Bei insgesamt drei Schülergesprächskonzerten mit fünf Schulen wurden am Musikalisch-Sportlichen Gymnasium Leipzig Werke der Komponisten Wilhelm Grosz und Ernest Bloch aus Österreich, sowie Moishe Weinberg aus Russland vorgestellt. Zu Besuch waren Schüler*innen verschiedener Schulen aus Leipzig wie dem  Rudolf-Hildebrand-Gymnasium, der Thomasschule, der 94. Oberschule und dem Klingergymnasium. Als ganz besondere Gäste wurden der US-Konsul Ken Toko und seine Frau sowie Herr Dr. Feist, Beauftragter für jüdisches Leben in Sachsen, empfangen.

Unter ihrem künstlerischen Leiter Michael Hurshell präsentiert die Neue Jüdische Kammerphilharmonie Dresden an vielen Schulen im Freistaat Sachsen Werke verfolgter jüdischer Komponisten. Anschließend wird mit den Schülern diskutiert, welche Auswirkungen der Nationalsozialismus nicht nur auf den Bereich von Kunst und Kultur, sondern auch auf das Leben jedes Einzelnen bedeutete. Musik wird hier als allgemein zugängliches, vertrautes Medium genutzt, um sächsischen Schülern die in weiten Teilen unbekannte jüdische Kultur ihrer Heimat näher zu bringen und das Nachdenken über Kunst und Künstler in der Diktatur anzuregen.

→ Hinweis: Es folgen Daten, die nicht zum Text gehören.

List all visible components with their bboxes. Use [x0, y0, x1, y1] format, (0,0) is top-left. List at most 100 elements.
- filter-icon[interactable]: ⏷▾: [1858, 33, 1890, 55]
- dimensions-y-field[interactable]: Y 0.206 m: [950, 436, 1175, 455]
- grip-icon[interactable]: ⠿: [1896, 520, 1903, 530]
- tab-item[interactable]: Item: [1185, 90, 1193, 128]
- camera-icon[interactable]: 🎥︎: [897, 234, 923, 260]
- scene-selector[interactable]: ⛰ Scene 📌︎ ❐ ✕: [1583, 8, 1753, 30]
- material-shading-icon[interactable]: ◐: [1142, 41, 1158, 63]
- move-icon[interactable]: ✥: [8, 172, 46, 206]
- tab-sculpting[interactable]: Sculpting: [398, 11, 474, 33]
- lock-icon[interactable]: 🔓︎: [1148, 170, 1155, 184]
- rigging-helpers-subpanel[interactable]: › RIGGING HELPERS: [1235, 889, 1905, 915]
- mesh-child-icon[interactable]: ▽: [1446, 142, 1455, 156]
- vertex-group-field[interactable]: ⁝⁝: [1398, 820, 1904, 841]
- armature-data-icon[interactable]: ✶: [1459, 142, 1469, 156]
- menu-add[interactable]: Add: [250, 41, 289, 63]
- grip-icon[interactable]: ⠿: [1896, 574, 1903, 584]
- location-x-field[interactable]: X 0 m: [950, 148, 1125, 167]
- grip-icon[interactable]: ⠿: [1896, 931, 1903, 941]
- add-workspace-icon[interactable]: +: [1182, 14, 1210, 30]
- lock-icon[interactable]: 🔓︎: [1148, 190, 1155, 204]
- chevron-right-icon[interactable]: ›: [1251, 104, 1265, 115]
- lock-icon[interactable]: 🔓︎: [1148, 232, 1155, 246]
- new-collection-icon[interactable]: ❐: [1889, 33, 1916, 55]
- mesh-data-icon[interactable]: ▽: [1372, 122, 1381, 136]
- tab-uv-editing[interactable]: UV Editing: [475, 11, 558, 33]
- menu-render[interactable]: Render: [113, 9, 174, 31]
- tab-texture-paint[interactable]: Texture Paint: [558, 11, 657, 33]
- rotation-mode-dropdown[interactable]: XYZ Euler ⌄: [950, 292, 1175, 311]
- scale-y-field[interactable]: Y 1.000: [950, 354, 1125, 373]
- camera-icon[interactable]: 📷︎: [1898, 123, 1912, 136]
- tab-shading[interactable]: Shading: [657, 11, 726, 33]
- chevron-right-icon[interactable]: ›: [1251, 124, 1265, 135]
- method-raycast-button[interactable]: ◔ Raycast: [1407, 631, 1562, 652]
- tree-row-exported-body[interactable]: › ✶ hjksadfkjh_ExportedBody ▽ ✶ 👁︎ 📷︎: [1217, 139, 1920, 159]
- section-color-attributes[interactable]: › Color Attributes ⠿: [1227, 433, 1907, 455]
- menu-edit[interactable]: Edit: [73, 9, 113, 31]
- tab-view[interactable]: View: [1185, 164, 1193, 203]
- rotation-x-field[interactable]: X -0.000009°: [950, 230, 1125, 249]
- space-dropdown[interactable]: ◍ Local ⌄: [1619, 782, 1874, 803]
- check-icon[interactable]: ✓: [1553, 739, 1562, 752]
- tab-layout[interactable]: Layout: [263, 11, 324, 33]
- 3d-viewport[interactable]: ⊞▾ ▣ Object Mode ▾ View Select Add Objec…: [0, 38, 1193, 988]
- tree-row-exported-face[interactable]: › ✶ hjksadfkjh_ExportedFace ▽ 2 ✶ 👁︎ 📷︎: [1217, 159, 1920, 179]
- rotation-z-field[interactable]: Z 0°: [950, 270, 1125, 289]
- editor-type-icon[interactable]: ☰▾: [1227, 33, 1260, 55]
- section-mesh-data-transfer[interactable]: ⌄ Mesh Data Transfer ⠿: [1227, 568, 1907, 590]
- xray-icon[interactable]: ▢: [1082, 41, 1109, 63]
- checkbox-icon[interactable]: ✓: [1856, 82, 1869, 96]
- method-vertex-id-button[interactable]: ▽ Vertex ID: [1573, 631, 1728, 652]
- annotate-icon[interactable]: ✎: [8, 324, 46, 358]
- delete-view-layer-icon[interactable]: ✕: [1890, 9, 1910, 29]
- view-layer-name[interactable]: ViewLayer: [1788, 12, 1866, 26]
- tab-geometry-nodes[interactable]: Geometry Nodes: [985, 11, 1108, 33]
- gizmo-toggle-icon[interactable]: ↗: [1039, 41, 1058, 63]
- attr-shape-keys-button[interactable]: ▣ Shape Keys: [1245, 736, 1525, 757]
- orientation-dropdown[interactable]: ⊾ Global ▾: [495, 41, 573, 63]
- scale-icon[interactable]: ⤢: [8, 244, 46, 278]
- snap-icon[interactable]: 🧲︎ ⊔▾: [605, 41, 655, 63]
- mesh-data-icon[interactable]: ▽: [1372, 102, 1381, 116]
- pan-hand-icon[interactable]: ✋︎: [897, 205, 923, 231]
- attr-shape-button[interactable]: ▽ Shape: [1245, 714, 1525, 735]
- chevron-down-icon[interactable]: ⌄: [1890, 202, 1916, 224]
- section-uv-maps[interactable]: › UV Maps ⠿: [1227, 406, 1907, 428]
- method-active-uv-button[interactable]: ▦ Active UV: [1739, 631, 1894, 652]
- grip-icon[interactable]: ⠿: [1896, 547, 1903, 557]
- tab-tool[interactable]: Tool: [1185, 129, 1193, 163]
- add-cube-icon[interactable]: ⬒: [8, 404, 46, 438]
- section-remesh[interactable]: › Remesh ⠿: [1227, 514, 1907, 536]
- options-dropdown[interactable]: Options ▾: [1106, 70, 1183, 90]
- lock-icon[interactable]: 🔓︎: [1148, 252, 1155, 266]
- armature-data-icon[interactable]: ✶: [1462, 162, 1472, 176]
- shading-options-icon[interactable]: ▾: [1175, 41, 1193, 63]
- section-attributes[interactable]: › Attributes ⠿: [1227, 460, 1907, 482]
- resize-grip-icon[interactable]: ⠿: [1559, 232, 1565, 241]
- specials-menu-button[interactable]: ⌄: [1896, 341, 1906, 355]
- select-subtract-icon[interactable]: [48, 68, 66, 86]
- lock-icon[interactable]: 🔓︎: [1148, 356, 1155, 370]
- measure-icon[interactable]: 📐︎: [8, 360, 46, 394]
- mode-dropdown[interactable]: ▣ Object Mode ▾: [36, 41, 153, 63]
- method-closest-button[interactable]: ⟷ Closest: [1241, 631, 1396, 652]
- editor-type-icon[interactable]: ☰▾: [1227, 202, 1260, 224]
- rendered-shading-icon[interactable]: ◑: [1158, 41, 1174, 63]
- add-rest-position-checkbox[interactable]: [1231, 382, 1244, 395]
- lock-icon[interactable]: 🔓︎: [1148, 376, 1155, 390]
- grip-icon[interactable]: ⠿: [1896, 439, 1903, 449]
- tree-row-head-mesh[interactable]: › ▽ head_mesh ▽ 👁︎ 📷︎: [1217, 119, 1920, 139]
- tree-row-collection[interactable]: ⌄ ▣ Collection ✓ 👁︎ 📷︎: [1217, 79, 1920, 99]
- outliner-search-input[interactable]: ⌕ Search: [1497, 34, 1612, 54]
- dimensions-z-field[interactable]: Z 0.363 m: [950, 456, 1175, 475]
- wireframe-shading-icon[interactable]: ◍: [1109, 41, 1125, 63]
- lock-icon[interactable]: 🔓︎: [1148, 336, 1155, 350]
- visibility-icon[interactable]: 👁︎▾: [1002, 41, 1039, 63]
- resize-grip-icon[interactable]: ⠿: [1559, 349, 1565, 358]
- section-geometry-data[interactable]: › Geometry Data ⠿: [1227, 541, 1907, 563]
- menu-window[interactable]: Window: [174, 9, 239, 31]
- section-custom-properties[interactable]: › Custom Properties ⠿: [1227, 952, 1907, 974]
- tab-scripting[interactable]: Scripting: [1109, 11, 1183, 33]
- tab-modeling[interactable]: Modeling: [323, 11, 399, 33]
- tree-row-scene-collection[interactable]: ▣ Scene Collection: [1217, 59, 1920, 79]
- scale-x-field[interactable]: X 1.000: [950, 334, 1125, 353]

Kultusminister Christian Piwarz: „Die Neue Jüdische Kammerphilharmonie bewahrt mit ihren Konzerten die Werke verfemter, verfolgter oder ermordeter jüdischer Komponisten vor dem endgültigen Vergessen und leistet einen Beitrag zur Versöhnung und zum kulturellen Verständnis. Dieses Anliegen unterstütze ich gern. Die Reihe wird auch künftig fortgesetzt. Denn es ist aus meiner Sicht sehr wichtig, dass sich sächsische Schulen in Zeiten, wo in Medien und auf öffentlichen Plätzen die Vergangenheit in Frage gestellt und historische Fakten angezweifelt werden, der Aufklärung stellen und geschichtliche Wahrheiten als solche benennen.“

Thomas Feist, der Beauftragte der Sächsischen Staatsregierung für das Jüdische Leben bekundete gegenüber US-Generalkonsul Kenichiro (Ken) Toko seine Anerkennung, dass dieser schon kurz nach seinem Amtsantritt im August des Jahres Vertreter Jüdischen Lebens in Sachsen und Partner der Gemeinden zum Gespräch einlud. Das damit verbundene Signal der Wertschätzung Jüdischen Lebens in Sachsen zeigte sich Feist zufolge auch bei der Teilnahme am Schülergesprächskonzert in Leipzig.

Das Projekt wird vom vom Landesamt für Schule und Bildung (LaSuB) organisiert und koordiniert und vom Sächsischen Staatsministerium für Kultus unterstützt. Im Rahmen des Projekts haben die teilnehmenden Lehrer*innen bereits im September an einer entsprechenden Fortbildung teilgenommen.